There were numerous other mentions, including how helpful it could be for mobility scooters, of trees having to be trimmed back and removed, of yard space lost, and of homeowners insurance going up while property values go down.


There, at times, seemed to be confusion on Phase 1, which has gone through all the necessary processes and which will soon begin construction, and Phase 2. More than once, council members reminded the crowd that these are two separate items, and that this discussion was only about the budget to initially fund Phase 2.


Thomas explained that the path for Phase 2 and all future paths were not set in stone, and could be changed to fit the need. “See that map up there?” Thomas asked as he pointed to the south wall of the Community Center where another graphic was posted. “That map up there could change at any point.”


Council member Suzon Crowell emphasized that Friday night’s meeting “is to remove the funding from this 2017-18 budget.” Salmon said the budget allowed for $100,000 to be used for engineering for Phase 2.


Cooper asked city engineer Len McManus, of McManus & Johnson, what would happen if the city dropped out of the application for Phase 2 now. McManus said it takes about three years to get through the application, negotiation, bidding, and completion process.


“It will probably be September 2018 before you start design, wherever Phase 2 is to go, if we get the award,” McManus said. He also added, in clarification of people’s statements about encroachment on their residential property, “There is an 80-foot platted right of way, down Dallas Street, an existing right of way, that was platted in 1890. It’s not encroachment. If there are trees, that’s a design issue for the design team to handle.”

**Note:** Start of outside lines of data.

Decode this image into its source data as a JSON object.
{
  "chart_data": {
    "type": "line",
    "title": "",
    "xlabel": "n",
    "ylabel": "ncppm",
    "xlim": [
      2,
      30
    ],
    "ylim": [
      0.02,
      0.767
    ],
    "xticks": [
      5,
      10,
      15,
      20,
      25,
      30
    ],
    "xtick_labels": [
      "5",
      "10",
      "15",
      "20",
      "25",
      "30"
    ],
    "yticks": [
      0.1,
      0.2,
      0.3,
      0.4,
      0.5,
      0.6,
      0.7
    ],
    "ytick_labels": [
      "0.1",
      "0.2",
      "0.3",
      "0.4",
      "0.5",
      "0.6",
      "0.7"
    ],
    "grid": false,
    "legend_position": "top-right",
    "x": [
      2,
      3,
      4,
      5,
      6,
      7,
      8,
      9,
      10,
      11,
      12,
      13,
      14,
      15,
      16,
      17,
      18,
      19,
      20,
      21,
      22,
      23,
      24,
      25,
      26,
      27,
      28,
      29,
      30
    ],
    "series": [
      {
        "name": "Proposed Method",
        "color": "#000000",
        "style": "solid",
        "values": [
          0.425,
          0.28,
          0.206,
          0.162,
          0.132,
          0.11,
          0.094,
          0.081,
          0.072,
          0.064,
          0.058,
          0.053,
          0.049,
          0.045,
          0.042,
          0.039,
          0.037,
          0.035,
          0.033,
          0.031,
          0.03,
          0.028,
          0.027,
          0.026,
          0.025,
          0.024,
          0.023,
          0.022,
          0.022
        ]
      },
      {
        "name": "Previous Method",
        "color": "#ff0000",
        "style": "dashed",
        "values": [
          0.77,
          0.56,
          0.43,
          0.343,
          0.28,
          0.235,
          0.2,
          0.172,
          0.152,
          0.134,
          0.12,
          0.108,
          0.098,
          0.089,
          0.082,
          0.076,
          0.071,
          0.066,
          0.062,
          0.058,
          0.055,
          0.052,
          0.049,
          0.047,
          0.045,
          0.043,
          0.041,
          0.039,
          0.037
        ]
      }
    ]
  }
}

After giving everyone who asked a chance to speak on the subject, Cooper closed the public comment, then asked the Council members for their final statements before a vote was taken.


Crowell said her major concern was for the budget. “The big question is, is it (the money) for a hike and bike path or for other city services? Or do we go and raise taxes?” she asked.


Thomas said that, so far, Phase 2 has no cost associated with it. “One thing that weighs on me the most is that we don’t have the funds to fix every street or to pull all of our storm drainage underground. To use federal and state funds is, I think, a prudent and wise choice. The return is even more, things get fixed where we need,” he said.


Robert Jaska stated, “Hindsight being 20/20, these issues should have been discussed back in 2013, 2014. My recommendation is to put Phase 2 on hold until we have a plan, and if that means taking it out of the budget, then do.”


Cooper said yes, some funding would be required for engineers. He reminded the residents that, “Anybody on the Council can add an agenda item. It is apparent we need more public hearings. As for as that money, in the proposed budget, it needs to stay there, and planning is essential.”


Salmon, who is also chairman of the Van Alstyne Park Board, said that this wasn’t brought before that board for approval during the past three years, although it shows on the Parks Board budget, which, she added, is made up by the Public Works Department. “My believe is that we do remove this off of the budget. And it be brought back to the Council at a later date. There are so many variables.”


Council Member Brad Clough asked for clarification and got it, that no money has yet been spent on Phase 2. “Like Phase 1, it comes to Council before it is done. All six stages come to Council. Nothing is done in the shadows. It all comes to Council. I think there is a lot of benefit to having this program and appreciate everybody who spoke today. The whole idea of this project is to create community connectivity. As for timing of this project (Phase 2), we are over a year out. This gives us plenty of time, and play off the Mr. Thomas’ input, we are denying substantially cheaper curb and gutter.”


Salmon made the motion to remove the line item from the budget, Crowell seconded, and the vote was three-two in favor, with Jaska voting alongside Salmon and Crowell to remove it, and Clough and Thomas voting to keep it in the budget.


The motion also included that it be brought back to Council at a future date.